As if a hidden force keeps drawing us back, to a place we’ve never been, to reconnect with family we’ve never met, to cook the old, spoken recipes and to seek out the stories of those in the fading photos…
Palmi, Calabria, deep in Italy’s south, where my Nanna Francesca was born. So many people warned me off going here, telling me it was too dangerous – including my own grandparents! But I’m eternally grateful Roger and I didn’t heed the warnings. For me, I think the pull of seeing the place of my Solano, Carrozza, Misale and Rizzitano ancestors was too great.
Another piece from my Italian great-grandmother, Bisnonna Francesca’s glory box… (Cesca in my books). This hand-embroidered pillow sham from 1920s Calabria travelled in the hull of a ship across the world to a new life in Australia and remained tucked away for many decades… a keepsake of another place and life that might have been.
Costa Viola…the Violet Coast of west Calabria (when I took this the violet colour of melding sea and sky seemed even more vibrant in reality).

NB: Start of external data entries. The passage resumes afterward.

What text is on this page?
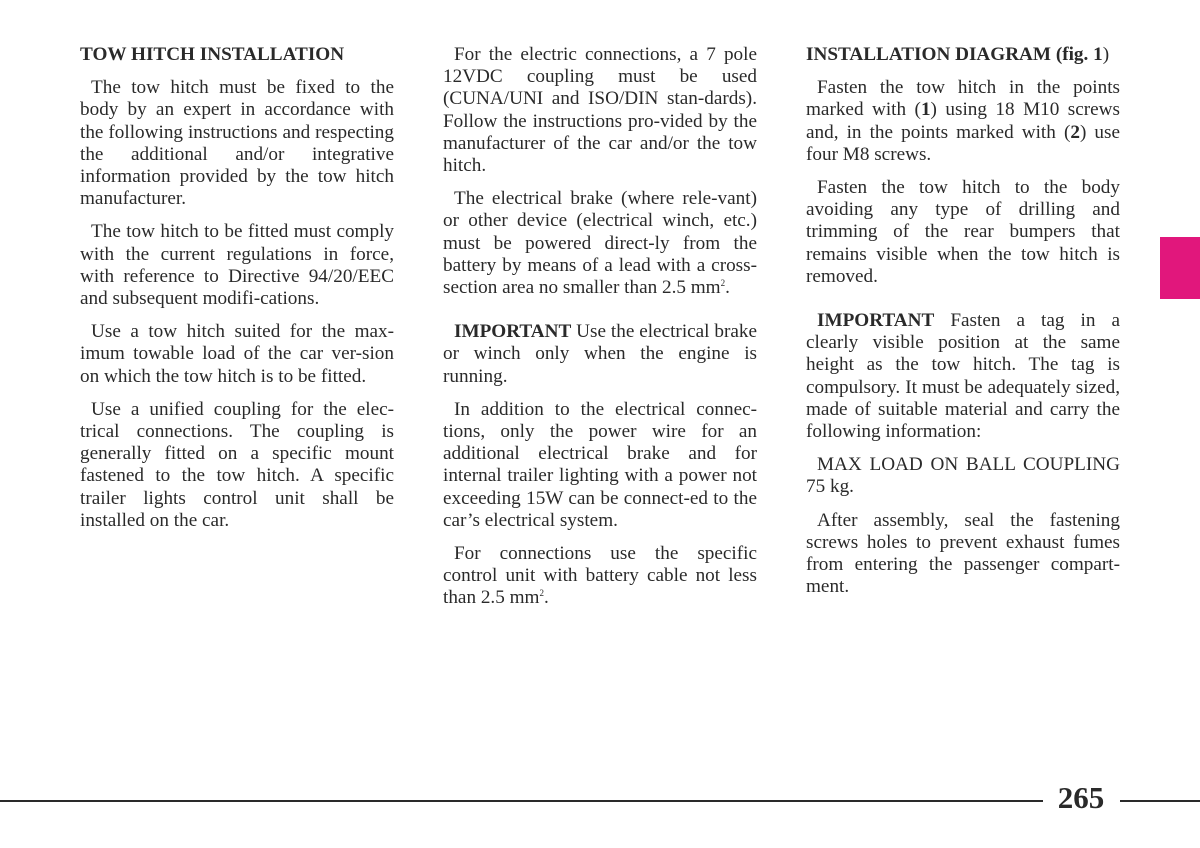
TOW HITCH INSTALLATION

The tow hitch must be fixed to the body by an expert in accordance with the following instructions and respecting the additional and/or integrative information provided by the tow hitch manufacturer.

The tow hitch to be fitted must comply with the current regulations in force, with reference to Directive 94/20/EEC and subsequent modifi-cations.

Use a tow hitch suited for the max-imum towable load of the car ver-sion on which the tow hitch is to be fitted.

Use a unified coupling for the elec-trical connections. The coupling is generally fitted on a specific mount fastened to the tow hitch. A specific trailer lights control unit shall be installed on the car.

For the electric connections, a 7 pole 12VDC coupling must be used (CUNA/UNI and ISO/DIN stan-dards). Follow the instructions pro-vided by the manufacturer of the car and/or the tow hitch.

The electrical brake (where rele-vant) or other device (electrical winch, etc.) must be powered direct-ly from the battery by means of a lead with a cross-section area no smaller than 2.5 $mm^2$.

IMPORTANT Use the electrical brake or winch only when the engine is running.

In addition to the electrical connec-tions, only the power wire for an additional electrical brake and for internal trailer lighting with a power not exceeding 15W can be connect-ed to the car’s electrical system.

For connections use the specific control unit with battery cable not less than 2.5 $mm^2$.

INSTALLATION DIAGRAM (fig. 1)

Fasten the tow hitch in the points marked with (1) using 18 M10 screws and, in the points marked with (2) use four M8 screws.

Fasten the tow hitch to the body avoiding any type of drilling and trimming of the rear bumpers that remains visible when the tow hitch is removed.

IMPORTANT Fasten a tag in a clearly visible position at the same height as the tow hitch. The tag is compulsory. It must be adequately sized, made of suitable material and carry the following information:

MAX LOAD ON BALL COUPLING 75 kg.

After assembly, seal the fastening screws holes to prevent exhaust fumes from entering the passenger compart-ment.

265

I first learnt of this town when reading Old Calabria by Norman Douglas (published 1915), and on the map it looked a good halfway point to stay between Palmi and Pompeii. This part of the old town reminded me of some of the lanes in Fossa, (not so the 40 degree heat at the time) and even though it appears not to have changed much over the years, the town was quite different to the one Douglas had encountered about a century before when brigands were still imprisoned in the castle.